Finally! A Victory for El Salvador’s 600,000 Indigenous People
Some ten years back, I was riding in a car with my parents and my aunt. They were all born and raised in El Salvador, and I wasn’t. My aunt said something that I’ll never forget — “parece Indio,” meaning “resembles Indian,” in reference to El Salvador’s indigenous people. It was just an expression that they all knew, so they just laughed it off.
I dwelled on that phrase. Should I be insulted? What‘s so bad about looking Indian? I knew that I looked Indian with my stereotypical dark and straight hair, dark eyes and year-round tan. My mom looked Indian also. My dad and aunt not so much; their mother was a natural blonde with blue eyes.

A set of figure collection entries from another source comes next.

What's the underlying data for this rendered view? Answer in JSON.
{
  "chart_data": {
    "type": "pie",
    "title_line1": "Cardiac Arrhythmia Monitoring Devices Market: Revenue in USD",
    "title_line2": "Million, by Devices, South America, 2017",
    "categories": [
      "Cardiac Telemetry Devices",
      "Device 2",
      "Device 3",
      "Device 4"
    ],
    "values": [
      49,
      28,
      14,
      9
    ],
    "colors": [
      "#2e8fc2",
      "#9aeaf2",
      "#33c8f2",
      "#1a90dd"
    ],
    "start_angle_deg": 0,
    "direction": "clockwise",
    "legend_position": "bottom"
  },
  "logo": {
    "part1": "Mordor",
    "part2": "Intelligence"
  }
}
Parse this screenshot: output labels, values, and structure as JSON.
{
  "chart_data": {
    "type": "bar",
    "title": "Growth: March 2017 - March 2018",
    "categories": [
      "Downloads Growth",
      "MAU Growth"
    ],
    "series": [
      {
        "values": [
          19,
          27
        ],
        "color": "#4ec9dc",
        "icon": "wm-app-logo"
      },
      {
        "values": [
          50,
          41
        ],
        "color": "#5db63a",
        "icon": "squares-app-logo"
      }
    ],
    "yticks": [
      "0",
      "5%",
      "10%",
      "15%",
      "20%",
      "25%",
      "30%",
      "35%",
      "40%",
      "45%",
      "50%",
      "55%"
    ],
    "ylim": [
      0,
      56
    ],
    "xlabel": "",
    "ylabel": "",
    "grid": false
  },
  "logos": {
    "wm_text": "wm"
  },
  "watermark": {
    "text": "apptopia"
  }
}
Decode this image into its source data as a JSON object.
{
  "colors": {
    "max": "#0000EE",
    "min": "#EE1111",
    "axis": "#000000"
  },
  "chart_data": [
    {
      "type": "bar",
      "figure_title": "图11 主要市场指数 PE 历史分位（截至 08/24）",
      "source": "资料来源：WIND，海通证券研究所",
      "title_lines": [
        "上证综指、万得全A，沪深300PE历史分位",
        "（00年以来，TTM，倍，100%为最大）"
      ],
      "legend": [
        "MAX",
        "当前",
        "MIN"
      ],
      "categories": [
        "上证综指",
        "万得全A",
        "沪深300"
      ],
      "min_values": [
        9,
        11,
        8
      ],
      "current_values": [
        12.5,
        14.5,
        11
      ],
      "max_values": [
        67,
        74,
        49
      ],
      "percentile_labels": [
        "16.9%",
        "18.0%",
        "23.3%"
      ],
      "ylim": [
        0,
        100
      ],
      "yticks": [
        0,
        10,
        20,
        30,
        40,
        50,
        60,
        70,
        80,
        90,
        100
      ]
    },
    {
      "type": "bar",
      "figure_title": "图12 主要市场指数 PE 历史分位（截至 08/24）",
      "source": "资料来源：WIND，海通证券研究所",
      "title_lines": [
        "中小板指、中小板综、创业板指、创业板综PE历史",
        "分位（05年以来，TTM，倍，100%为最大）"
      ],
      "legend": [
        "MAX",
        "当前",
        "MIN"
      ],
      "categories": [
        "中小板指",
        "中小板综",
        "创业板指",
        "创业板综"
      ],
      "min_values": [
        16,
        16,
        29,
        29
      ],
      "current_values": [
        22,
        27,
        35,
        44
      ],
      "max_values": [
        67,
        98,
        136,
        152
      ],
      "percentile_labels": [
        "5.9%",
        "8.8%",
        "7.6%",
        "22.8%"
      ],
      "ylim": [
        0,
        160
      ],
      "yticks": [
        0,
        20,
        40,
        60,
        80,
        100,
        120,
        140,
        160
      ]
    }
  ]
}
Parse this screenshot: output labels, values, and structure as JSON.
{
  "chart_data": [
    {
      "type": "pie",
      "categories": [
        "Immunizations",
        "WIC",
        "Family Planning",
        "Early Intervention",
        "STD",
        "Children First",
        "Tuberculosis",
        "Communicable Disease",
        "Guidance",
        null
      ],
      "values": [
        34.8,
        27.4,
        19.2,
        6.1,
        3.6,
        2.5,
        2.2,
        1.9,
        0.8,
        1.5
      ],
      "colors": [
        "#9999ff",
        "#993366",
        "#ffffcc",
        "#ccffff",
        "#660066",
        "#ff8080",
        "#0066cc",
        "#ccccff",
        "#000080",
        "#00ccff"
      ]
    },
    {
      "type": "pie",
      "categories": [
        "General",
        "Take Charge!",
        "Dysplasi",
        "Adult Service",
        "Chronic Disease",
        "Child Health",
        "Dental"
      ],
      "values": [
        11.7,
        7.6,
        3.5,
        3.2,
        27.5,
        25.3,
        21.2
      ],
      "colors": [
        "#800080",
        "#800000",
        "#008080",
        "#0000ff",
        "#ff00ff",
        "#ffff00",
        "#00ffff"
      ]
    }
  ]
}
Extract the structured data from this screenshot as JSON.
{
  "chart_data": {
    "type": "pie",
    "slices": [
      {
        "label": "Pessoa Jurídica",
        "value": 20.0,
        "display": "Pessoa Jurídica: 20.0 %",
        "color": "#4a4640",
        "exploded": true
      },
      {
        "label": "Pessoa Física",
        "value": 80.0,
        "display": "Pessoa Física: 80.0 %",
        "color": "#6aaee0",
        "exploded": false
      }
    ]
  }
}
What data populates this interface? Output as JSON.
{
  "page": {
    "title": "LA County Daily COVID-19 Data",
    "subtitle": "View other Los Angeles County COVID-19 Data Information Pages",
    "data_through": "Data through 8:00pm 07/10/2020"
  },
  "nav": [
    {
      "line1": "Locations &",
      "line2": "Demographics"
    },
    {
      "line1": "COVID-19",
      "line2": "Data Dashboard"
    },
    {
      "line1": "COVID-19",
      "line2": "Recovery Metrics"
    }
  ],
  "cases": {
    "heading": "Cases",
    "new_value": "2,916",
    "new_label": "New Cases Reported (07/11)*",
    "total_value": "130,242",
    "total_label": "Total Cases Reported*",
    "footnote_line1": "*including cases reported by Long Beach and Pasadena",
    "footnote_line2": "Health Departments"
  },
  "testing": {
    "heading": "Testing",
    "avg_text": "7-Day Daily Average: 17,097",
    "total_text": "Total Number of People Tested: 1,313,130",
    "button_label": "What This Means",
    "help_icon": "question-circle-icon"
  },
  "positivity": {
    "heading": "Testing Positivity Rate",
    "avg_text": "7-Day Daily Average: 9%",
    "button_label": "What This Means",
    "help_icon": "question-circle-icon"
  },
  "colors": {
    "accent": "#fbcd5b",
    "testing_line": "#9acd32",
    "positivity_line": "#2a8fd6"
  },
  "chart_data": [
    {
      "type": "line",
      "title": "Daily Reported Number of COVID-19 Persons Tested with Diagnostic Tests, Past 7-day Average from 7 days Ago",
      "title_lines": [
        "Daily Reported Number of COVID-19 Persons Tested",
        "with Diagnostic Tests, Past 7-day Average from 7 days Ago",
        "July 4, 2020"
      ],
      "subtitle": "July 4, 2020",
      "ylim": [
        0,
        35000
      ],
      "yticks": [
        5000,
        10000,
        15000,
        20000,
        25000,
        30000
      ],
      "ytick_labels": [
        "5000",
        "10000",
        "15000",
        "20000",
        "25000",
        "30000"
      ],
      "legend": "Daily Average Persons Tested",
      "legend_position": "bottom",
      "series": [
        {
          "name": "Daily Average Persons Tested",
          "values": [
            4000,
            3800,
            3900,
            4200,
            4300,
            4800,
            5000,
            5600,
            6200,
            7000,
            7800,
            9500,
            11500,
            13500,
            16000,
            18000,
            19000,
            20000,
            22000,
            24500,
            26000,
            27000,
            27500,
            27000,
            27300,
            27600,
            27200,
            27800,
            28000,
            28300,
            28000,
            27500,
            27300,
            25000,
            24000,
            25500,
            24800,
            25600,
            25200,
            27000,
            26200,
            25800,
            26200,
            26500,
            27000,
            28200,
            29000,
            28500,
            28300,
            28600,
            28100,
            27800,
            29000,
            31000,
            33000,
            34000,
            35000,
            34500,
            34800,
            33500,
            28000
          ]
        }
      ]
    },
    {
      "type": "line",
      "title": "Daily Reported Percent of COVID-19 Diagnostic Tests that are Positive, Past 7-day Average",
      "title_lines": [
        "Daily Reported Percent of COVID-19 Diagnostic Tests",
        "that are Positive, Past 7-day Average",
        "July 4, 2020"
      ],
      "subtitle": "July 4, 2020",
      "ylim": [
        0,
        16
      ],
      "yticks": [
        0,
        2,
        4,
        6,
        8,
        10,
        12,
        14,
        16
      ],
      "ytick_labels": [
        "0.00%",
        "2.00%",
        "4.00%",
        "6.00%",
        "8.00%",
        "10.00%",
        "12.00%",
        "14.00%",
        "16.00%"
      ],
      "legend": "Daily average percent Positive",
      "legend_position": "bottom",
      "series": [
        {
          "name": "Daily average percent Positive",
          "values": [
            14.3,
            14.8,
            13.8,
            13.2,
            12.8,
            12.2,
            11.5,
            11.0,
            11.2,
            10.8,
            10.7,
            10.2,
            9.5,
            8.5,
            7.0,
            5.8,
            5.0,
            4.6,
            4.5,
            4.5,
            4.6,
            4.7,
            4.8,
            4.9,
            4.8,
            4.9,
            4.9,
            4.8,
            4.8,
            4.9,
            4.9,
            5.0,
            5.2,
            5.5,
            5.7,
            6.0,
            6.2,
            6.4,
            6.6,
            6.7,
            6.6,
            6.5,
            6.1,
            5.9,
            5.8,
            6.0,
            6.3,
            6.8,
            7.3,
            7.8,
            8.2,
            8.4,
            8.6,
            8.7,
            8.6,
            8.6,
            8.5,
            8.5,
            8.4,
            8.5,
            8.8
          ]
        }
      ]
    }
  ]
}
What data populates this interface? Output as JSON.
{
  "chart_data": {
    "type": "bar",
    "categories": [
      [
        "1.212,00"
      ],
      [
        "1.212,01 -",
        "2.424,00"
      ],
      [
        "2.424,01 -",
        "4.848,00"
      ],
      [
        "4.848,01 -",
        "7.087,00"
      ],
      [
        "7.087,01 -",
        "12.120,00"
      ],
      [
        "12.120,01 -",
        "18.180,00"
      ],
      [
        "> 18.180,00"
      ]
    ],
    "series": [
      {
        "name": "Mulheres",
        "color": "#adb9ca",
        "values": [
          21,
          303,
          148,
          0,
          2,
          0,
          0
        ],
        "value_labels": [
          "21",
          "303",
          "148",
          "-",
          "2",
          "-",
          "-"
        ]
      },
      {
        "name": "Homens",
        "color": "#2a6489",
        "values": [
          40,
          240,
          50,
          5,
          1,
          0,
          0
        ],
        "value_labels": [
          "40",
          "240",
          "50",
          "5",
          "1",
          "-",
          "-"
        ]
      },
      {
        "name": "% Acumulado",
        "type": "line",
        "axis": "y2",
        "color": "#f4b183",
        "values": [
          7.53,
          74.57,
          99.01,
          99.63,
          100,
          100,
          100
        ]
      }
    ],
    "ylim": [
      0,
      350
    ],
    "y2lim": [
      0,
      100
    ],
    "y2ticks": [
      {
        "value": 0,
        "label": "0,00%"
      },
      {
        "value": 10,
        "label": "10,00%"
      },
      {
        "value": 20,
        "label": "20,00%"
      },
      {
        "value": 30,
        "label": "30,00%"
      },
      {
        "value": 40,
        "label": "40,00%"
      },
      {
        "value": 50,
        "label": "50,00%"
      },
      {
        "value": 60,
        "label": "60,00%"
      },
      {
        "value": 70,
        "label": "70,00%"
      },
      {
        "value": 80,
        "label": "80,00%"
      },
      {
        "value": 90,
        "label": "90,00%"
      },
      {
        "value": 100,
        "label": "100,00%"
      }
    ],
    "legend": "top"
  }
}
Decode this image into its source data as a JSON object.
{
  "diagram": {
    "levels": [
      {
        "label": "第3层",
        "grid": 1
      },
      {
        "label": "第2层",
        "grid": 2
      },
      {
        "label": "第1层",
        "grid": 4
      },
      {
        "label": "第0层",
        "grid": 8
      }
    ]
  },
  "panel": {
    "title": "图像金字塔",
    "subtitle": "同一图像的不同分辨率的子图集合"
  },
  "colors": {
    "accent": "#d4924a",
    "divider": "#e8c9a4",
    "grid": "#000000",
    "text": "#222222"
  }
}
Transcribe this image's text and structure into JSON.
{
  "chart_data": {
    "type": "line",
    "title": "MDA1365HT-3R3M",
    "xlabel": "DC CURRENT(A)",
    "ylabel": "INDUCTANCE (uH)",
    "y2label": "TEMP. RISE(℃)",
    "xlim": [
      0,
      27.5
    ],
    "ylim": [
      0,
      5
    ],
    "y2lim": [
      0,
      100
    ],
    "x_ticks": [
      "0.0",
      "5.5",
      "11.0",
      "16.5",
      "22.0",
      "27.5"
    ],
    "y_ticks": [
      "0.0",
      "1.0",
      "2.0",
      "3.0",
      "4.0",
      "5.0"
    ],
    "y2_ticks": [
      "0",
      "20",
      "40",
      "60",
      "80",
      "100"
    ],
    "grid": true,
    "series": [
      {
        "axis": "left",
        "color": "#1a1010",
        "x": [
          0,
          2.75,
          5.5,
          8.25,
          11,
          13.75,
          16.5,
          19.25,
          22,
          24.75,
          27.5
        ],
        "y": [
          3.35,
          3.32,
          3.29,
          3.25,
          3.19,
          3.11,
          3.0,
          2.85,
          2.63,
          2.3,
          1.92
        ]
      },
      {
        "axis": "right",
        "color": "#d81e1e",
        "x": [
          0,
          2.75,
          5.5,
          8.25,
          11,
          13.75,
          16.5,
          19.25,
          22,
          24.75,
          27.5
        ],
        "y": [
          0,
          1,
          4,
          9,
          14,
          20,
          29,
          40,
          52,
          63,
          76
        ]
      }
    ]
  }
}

So, when I heard that El Salvador was amending its constitution to recognize its indigenous peoples, I was initially confused, then elated and eventually hopeful. Awareness and recognition are crucial first steps to perhaps improving a whole country.
El Salvador Recognizing its Indigenous People
According to Committee in Solidarity with the People of El Salvador (CISPES), on June 12, 2014, El Salvador had a “historic vote” about its national Constitution. Not only would Article 63 recognize that it is indeed made up of past and present indigenous peoples, but the nation would also recognize its “obligations to them.”
The highest power in El Salvador also weighed in. According to CISPES, President Salvador Sánchez Cerén, a former guerrilla commander who was elected as president in March 2014, called the ratification of the constitution, “a historic debt that we have to our roots and to our identity.”
El Salvador‘s Present Indigenous Peoples
I’d disagree a bit with President Sánchez Cerén. While it is about a historic debt, it is also a very present debt because El Salvador has indigenous communities right now.
The Cacaopera, Chorotega, Lenca, Pipil and Xinca are a few of the groups that constitute El Salvador’s indigenous peoples. Minority Rights cites that “approximately 600,000 or 10 per cent of Salvadorian peoples are indigenous.”
Despite 600,000 people, a 2004 World Bank assessment called “indigenous invisibility” an “identity crisis” that even permeates family units. An identity crisis creates other crises: poverty, land, health and education. For example, according to Minority Rights, while 95 percent of mestizo, or mixed, Salvadorans own their own land, only 5 percent of Salvadoran indigenous people own their land. 60 percent share communal lands and the remaining 35 percent rent land.
Divide, Conquer and Disappear No More
I’m not naive and I know that change won’t happen overnight, but I hope that by becoming aware and recognizing El Salvador’s indigenous people, Salvadorans will also note and recognize the crises that tear them apart. I might be a rare phenomenon because I was born a world away, but I’ve always connected to my indigenous identity. I see it in my phenotype, and I feel it.
I’m not particularly special; I was just fortunate not to have the idea that Indian is bad drilled in my brain. As the Smithsonian Center for Folklife and Cultural Heritage explains, under the magical man-made process of mestizaje (or mixing of indigenous and mostly European people), “Indians” (indios) were renamed “peasants” (campesinos). The only thing that was left about being indigenous people was the “Bruto indio” legacy, which has the same ‘backward Indian’ connotation (which is what my aunt was alluding to that day).
Having indigenous people divided between other groups and among each other has its benefits. In the U.S., Jacqueline Keller at xoJane explains, “The hope was that we would all eventually have too little ‘blood’ to qualify for citizenship in our own nations and tribes would then disappear and no longer trouble U.S. with claims to the land.” The truth is: divided people are easier to conquer, easier to exploit and easier to make disappear.
Indigenous people have already proven the social, cultural and environmental powerhouses that they can be when they come together as communities and mobilize. Chile’s campesinos did it when they beat Monsanto Law and kept their seed sovereignty. El Salvador might need a similar strong identity and strong identity to beat America’s current “bullying” to use Monsanto’s seeds instead of their indigenous seeds. An indigenous identity might also help fight narco-deforestation, helpCentral America’s harpy eagle and a slew of other indigenous stewardship issues.
Personally, I’d like to see El Salvador redefine itself. I’ll take an indigenous legacy over the country’s violent and war-torn legacy that killed 70,000 Salvadorans during it’s 12-year Civil War.